Additionally, the financial sector can be instrumental in financing developing countries’ ability to deploy sustainable solutions. Innovative financing models, such as blended finance, which can be utilised as crucial vehicles to incentivise and catalyse the private sector contribution needed to bridge this funding gap. Blended finance allows private sector capital to be funnelled towards projects of societal benefit. It also offers a valuable opportunity to attract philanthropic funds to participate in these structures. Short-term financing, although necessary, will not suffice entirely. Banks and Financial Institutions must also integrate sustainability considerations into their financing strategies and play a hands-on role in facilitating financing for sustainable projects.

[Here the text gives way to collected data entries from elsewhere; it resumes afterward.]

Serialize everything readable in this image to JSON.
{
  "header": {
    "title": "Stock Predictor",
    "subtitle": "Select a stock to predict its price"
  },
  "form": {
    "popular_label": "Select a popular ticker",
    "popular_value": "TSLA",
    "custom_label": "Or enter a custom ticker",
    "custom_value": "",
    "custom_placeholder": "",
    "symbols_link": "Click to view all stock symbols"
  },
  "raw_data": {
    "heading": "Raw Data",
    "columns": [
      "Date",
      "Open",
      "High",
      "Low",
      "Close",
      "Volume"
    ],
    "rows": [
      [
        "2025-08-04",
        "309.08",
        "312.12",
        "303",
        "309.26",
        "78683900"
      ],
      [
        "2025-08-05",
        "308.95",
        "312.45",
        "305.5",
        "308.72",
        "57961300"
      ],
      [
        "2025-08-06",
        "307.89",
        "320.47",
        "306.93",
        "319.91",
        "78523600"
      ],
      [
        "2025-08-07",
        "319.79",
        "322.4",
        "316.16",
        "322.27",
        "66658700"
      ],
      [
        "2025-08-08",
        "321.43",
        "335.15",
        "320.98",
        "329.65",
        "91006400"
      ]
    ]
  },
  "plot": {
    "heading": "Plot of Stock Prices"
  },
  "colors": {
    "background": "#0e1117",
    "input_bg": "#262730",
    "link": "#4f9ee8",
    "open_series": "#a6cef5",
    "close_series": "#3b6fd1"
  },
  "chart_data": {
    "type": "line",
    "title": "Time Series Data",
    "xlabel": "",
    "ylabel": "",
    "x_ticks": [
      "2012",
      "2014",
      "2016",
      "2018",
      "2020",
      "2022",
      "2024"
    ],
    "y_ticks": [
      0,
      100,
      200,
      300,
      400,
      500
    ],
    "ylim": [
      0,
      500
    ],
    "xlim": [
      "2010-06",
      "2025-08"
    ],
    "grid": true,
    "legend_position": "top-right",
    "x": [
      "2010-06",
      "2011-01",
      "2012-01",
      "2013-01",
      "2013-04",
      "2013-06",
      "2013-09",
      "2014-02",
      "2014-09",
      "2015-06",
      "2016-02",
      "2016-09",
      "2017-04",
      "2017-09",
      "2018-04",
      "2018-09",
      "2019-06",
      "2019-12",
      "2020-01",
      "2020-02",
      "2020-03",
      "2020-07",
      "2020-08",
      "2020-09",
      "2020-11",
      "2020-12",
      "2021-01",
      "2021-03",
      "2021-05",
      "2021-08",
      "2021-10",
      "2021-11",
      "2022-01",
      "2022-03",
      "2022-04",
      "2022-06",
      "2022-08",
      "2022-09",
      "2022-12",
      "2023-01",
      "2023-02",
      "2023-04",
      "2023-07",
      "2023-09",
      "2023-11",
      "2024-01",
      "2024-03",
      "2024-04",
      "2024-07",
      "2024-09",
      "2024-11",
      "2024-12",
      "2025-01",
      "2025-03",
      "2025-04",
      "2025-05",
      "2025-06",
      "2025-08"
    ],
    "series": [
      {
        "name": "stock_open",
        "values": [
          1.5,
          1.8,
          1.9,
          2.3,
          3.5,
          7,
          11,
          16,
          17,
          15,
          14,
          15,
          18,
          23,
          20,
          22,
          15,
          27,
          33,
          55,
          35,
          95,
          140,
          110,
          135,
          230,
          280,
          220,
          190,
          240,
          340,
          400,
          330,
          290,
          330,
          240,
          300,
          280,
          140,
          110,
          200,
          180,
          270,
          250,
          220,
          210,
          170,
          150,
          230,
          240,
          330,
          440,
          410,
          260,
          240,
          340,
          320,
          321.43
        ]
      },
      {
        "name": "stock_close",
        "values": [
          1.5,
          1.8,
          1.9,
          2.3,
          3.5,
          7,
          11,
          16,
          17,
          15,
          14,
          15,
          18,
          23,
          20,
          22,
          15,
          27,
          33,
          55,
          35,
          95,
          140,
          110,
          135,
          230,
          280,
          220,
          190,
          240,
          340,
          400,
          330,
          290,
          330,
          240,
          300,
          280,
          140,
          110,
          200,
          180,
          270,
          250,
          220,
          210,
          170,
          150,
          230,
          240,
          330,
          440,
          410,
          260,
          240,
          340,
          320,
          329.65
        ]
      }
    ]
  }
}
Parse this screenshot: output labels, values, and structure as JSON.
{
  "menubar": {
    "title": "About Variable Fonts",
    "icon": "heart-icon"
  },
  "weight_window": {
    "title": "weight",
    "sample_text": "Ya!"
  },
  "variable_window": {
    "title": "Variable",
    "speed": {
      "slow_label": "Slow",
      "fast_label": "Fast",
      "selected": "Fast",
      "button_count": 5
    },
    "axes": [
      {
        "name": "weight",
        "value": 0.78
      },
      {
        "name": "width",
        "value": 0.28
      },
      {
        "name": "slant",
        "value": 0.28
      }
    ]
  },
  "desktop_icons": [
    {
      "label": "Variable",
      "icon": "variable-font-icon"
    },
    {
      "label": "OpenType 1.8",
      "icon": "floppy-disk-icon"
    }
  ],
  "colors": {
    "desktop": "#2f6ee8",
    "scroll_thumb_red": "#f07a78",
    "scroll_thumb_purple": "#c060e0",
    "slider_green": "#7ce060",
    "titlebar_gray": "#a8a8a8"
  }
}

At Standard Chartered, we are committed to supporting the growth of the sustainable finance market. We have announced ambitious new targets to reach net zero carbon emissions from our financing activities by 2050, including committing to interim 2030 targets for the most carbon intensive sectors. The Group’s approach is based on the best available data and aligns with the International Energy Agency’s Net Zero Emissions by 2050 scenario (NZE).

CONCLUSION / CALL TO ACTION:

To mitigate the climate crisis and minimise its threats to the world, we must be just, leaving no nation, region or community behind and, despite the hurdles, action needs to be swift. To meet the 2050 goal, we must act now and work together: companies, consumers, governments, regulators and the finance industry must collaborate to develop sustainable solutions and provide financing to speed up the adaptation of these solutions.